Given two of the four values for resistance (R), voltage (V), current (I), and power (P), this solver calculates the remaining two values. When dealing with AC, use the RMS voltage or RMS current.

For reference, the equation shown in the following figure can be used to determine how the values are calculated. To use it, select the quantity you want to find from the inner circle to find the three equations located within its quadrant that yield the selected quantity.

It is worth noting that Ohm’s Law is useful for finding values in more than just resistors. For instance, suppose you have a three terminal voltage regulator as shown in the following figure.

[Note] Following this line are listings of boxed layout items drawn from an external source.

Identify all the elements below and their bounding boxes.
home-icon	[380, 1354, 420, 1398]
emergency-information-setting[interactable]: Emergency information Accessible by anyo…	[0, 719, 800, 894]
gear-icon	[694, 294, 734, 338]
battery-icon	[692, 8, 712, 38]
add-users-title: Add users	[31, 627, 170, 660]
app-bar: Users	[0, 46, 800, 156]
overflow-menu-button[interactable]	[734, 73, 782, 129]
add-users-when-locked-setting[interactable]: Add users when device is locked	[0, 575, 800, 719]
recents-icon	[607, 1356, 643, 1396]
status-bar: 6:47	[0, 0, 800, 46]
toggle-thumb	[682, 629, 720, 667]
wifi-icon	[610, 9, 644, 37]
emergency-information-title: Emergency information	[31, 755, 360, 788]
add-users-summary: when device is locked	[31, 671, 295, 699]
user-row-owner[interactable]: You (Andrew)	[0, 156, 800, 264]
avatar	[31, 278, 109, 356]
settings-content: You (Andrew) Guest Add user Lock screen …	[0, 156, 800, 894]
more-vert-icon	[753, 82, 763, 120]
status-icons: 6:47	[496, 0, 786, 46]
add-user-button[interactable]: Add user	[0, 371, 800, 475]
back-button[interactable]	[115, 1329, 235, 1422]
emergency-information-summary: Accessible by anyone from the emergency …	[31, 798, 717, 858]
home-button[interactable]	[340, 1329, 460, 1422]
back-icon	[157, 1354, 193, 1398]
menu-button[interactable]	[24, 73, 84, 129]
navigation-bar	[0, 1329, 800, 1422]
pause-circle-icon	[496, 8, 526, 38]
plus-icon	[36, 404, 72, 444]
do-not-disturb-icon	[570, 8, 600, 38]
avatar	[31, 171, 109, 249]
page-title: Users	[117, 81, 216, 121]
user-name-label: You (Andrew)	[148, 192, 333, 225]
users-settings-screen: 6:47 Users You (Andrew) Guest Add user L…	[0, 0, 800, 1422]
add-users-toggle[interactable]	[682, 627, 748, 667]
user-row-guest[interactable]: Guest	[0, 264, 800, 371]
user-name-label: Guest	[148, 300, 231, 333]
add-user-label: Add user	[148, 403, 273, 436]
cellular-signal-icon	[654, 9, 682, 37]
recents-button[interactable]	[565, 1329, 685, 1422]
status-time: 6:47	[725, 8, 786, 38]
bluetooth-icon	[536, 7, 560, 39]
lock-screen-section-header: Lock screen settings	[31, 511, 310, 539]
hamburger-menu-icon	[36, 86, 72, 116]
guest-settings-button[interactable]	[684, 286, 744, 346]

Knowing that the adjustment pin (the one attached to ground) has very little current flowing out of it and can therefore be ignored, you can determine the amount of power dissipated by the regulator. The voltage across the regulator (the difference between the unregulated and regulated voltage) and the current flowing through it (the current used by the load) can be used to determine the power dissipated by the regulator. This information is useful in determining if a heat sink is needed and if so, how large it should be.

In general, Ohm’s law can be used in any DC circuit with little hesitation. This even applies to devices such as motors. In the case of a motor, part of the power comes out as heat due to motor efficiency and part as mechanical power.

In AC circuits some caution is in order. When dealing with reactive components (inductor and capacitors), or other devices that cause a phase shift between the voltage and current, Ohm’s Law cannot be applied directly. The phase shift between the voltage and the current must be accounted for and treating it like a DC circuit will most probably lead to wildly inaccurate results.